Grilled Cheese and Kale

Consumer Reports on Health recently published their analysis of fruits and vegetables, and kale came out as the most nutritious vegetable you can eat. You can tell by the number of varieties in the stores that I'm not the only one who loves this super food.  It tastes like very mild broccoli, sometimes with a spicy kick. If you're not sure which kind to try, just dive in and get a couple of varieties.  They aren't expensive, and you can do unbelievable things with them. I got my son to drink some in a smoothie with blueberries today, and he loved it.

Now, about this delicious sandwich I had for lunch.

First, you have to start with great bread. A flavorful, dark, nutty bread is my preference. The Essential Baking Company's Super Seeded Multi-Grain Gluten-Free Bread is pictured above. It is "Gluten-Free, Dairy-Free, Nut-Free, Soy-Free" and "made in a dedicated gluten-free bakery" - it does contain sunflower seeds. The slices are a little smaller than a typical wheat loaf from the grocery store, and this bread is very hearty and dense.  I buy it at Costco.  Whatever you do, use your favorite, because this is comfort food, baby!

Next, select a tangy cheese.  I went with colby-jack this time. It melts well and has just enough bite to let you know you are eating something with substance. I used just over an ounce.

Wash about one cup of kale and dry it in a paper towel.  Chop it in a food processor or hand chop it into tiny bits.
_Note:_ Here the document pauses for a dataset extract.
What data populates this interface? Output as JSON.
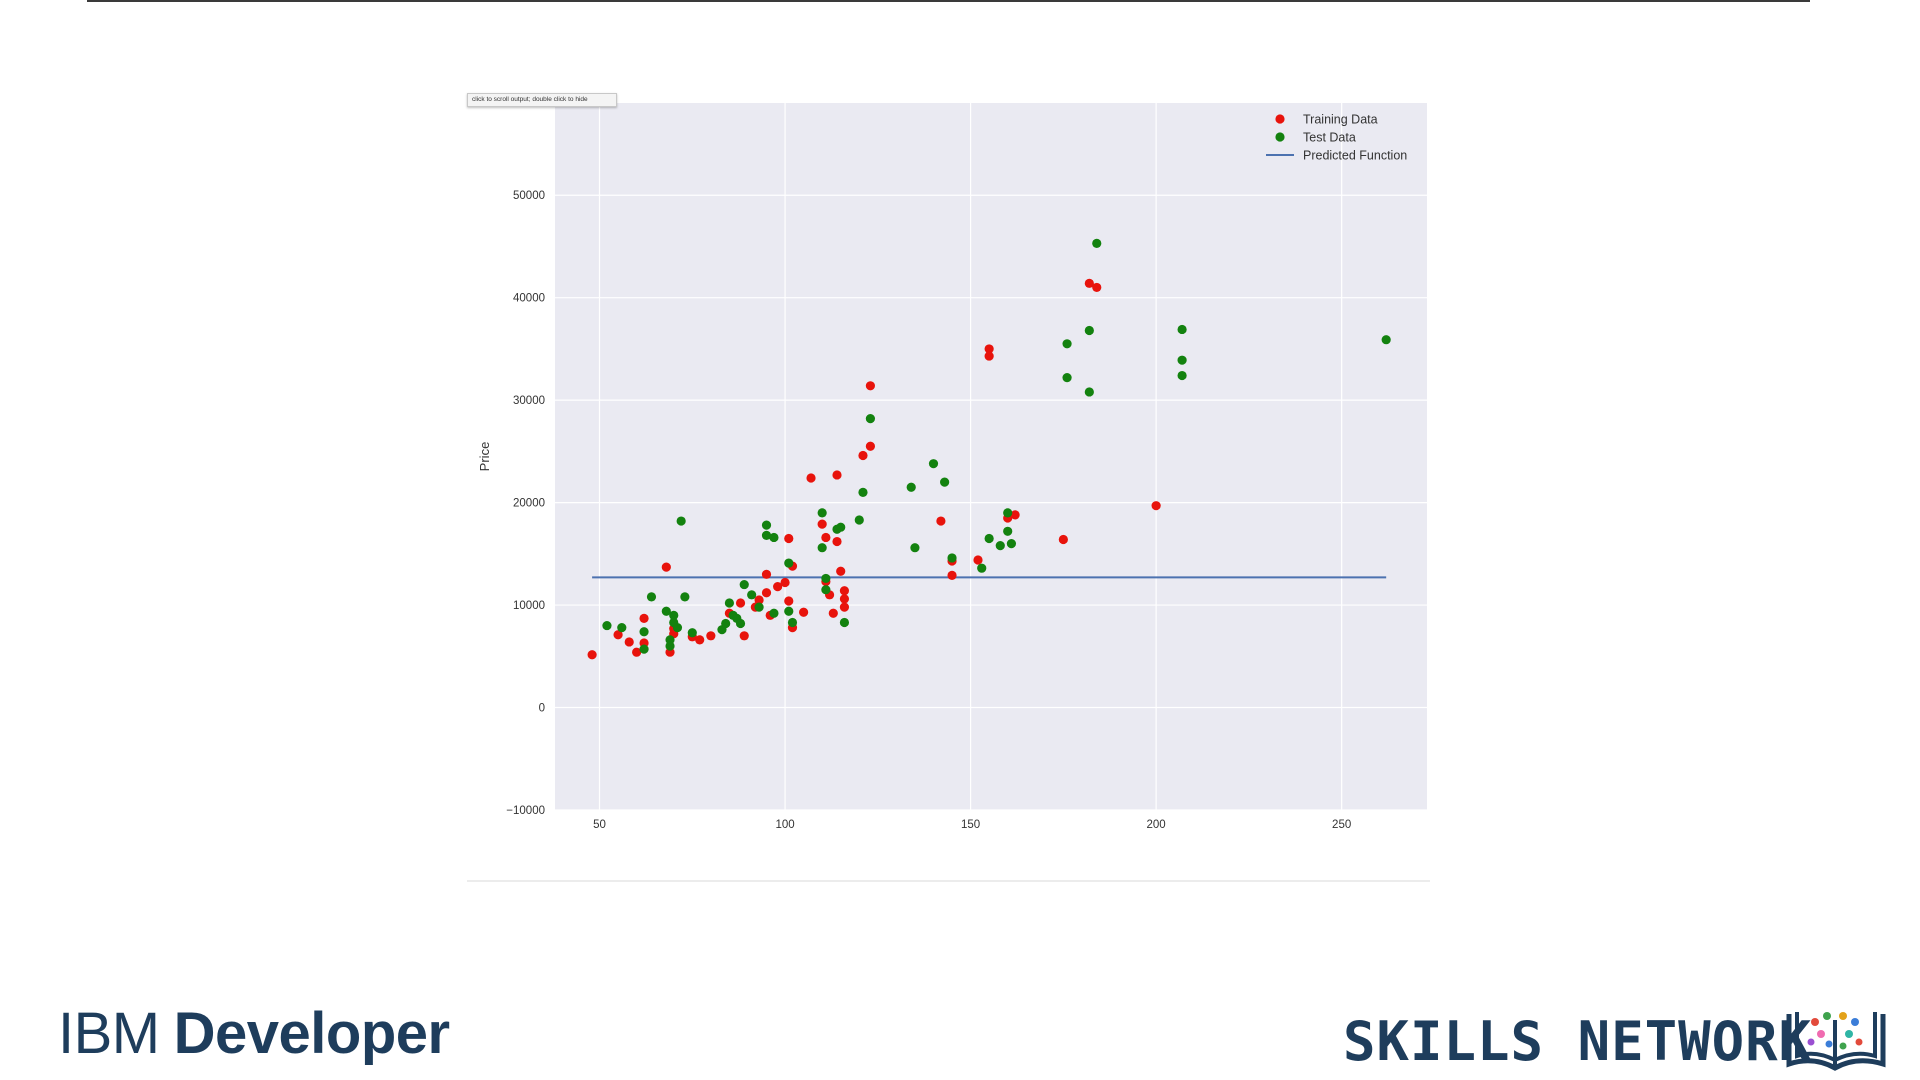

You want it to wilt quickly into the melted cheese.

How you cook this is up to you.  If you have a panini grill, that's the best option.  I don't, so I just use a good old skillet pre-heated on medium.  Butter the outside of one slice of bread and put it in the pan.  Add the cheese, then layer the kale atop the cheese.  Butter the other piece of bread and place it on top (butter side out).  When you see the cheese starting to melt, flip the sandwich and let the other side get golden brown.

Serve with a large napkin and a smile.